Several credible charities have expressed an interest in taking over one of the last urban farms in Scotland which has gone into liquidation.
Gorgie City Farm in the west of Edinburgh collapsed with the loss of 18 jobs last week.
However, City of Edinburgh Council leader, Adam McVey, said he was "exploring" options with liquidators.
He said all animals on the site, including livestock, would not be slaughtered.
Mr McVey said he had met liquidators on Tuesday.
"The assets have been secured on the site," he said. "The animals are not being slaughtered and they're not being moved either for the time being.

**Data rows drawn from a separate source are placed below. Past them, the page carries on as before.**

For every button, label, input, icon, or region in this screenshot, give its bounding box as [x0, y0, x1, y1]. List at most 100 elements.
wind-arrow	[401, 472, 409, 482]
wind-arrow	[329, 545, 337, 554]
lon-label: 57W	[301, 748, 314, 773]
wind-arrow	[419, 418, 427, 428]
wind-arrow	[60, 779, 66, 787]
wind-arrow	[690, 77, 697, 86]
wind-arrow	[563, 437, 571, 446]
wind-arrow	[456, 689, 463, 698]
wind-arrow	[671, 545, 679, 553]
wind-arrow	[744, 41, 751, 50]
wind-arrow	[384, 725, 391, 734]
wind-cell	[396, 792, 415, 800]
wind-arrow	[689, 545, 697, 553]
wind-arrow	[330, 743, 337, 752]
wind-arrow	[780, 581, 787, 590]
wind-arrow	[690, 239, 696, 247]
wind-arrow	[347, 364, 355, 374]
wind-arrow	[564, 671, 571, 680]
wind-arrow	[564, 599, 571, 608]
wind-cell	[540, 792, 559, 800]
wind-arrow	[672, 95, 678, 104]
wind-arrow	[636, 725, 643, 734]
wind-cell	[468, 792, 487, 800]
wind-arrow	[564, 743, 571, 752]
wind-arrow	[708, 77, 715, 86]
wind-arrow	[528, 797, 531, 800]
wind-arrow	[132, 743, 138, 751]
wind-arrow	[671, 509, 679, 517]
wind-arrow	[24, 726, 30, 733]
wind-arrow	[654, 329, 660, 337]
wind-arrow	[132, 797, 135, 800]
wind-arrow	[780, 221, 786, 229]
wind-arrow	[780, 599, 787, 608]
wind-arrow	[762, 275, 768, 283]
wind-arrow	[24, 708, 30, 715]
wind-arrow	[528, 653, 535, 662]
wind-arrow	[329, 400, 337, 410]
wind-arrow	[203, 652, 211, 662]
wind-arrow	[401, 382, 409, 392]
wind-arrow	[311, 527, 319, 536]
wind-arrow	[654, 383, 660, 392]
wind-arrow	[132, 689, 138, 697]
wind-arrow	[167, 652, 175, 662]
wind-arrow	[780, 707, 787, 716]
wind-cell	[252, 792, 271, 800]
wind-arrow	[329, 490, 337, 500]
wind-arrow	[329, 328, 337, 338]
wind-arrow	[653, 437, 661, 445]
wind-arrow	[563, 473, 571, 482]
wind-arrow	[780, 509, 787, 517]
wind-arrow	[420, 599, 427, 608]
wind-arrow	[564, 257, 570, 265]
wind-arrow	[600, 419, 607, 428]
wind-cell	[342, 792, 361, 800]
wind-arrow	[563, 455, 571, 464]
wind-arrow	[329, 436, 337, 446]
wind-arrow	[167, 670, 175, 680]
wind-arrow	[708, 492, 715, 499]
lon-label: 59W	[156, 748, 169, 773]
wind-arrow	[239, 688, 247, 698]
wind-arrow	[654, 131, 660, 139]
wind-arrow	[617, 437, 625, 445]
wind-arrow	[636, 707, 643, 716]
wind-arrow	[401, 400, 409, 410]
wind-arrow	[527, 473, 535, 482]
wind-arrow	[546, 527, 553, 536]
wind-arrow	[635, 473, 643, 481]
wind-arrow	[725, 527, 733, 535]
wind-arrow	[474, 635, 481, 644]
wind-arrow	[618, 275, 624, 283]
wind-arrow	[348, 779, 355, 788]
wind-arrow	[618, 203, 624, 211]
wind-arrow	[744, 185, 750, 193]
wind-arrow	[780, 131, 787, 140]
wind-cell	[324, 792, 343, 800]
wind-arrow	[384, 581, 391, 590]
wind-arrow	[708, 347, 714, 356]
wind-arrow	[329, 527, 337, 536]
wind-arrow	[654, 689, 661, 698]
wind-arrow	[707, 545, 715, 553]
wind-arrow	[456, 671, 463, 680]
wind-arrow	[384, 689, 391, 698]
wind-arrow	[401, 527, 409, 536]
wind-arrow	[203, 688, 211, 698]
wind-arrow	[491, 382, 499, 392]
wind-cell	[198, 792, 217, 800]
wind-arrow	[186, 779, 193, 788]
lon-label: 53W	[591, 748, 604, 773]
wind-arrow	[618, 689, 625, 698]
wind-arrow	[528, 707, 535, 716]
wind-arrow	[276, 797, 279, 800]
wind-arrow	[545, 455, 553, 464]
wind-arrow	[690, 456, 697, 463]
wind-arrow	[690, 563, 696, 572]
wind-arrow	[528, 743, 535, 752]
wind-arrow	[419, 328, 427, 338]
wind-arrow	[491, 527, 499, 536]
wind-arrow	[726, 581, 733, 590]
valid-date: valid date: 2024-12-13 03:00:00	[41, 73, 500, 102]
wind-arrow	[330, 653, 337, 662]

"There are credible charities expressing interest in taking over the farm and we're exploring these now."
A fundraising page has raised £59,000 since it was set up on Friday.
The City of Edinburgh Council has been renting the site to the farm for 40 years. It paid £6,000 a year in rent for the three-acre site in Edinburgh's Gorgie area.
It costs about £1,400 a day to run the farm.
The farm had been given a 40-year lease just two years ago but the farm's board called in liquidators on Friday.
A briefing sent to councillors has revealed that the council, which owns the site and funded the farm with a £109,000-a-year grant, was given only 24 hours' notice of the closure.
It said: "The farm first made council officers aware of their situation in a telephone call on 31 October and on 1 November an insolvency practitioner was appointed."
The charity gave volunteering opportunities and support to disadvantaged young people and adults.
It has had about 200,000 visitors a year since it was saved from closure in 2016 after a crowdfunding appeal raised in excess of £100,000.
MHA Henderson Loggie has been appointed to wind up the farm, which has about 50 livestock and 50 pets.
They include sheep, pigs, ducks, geese and chickens and a number of smaller animals including snakes and lizards.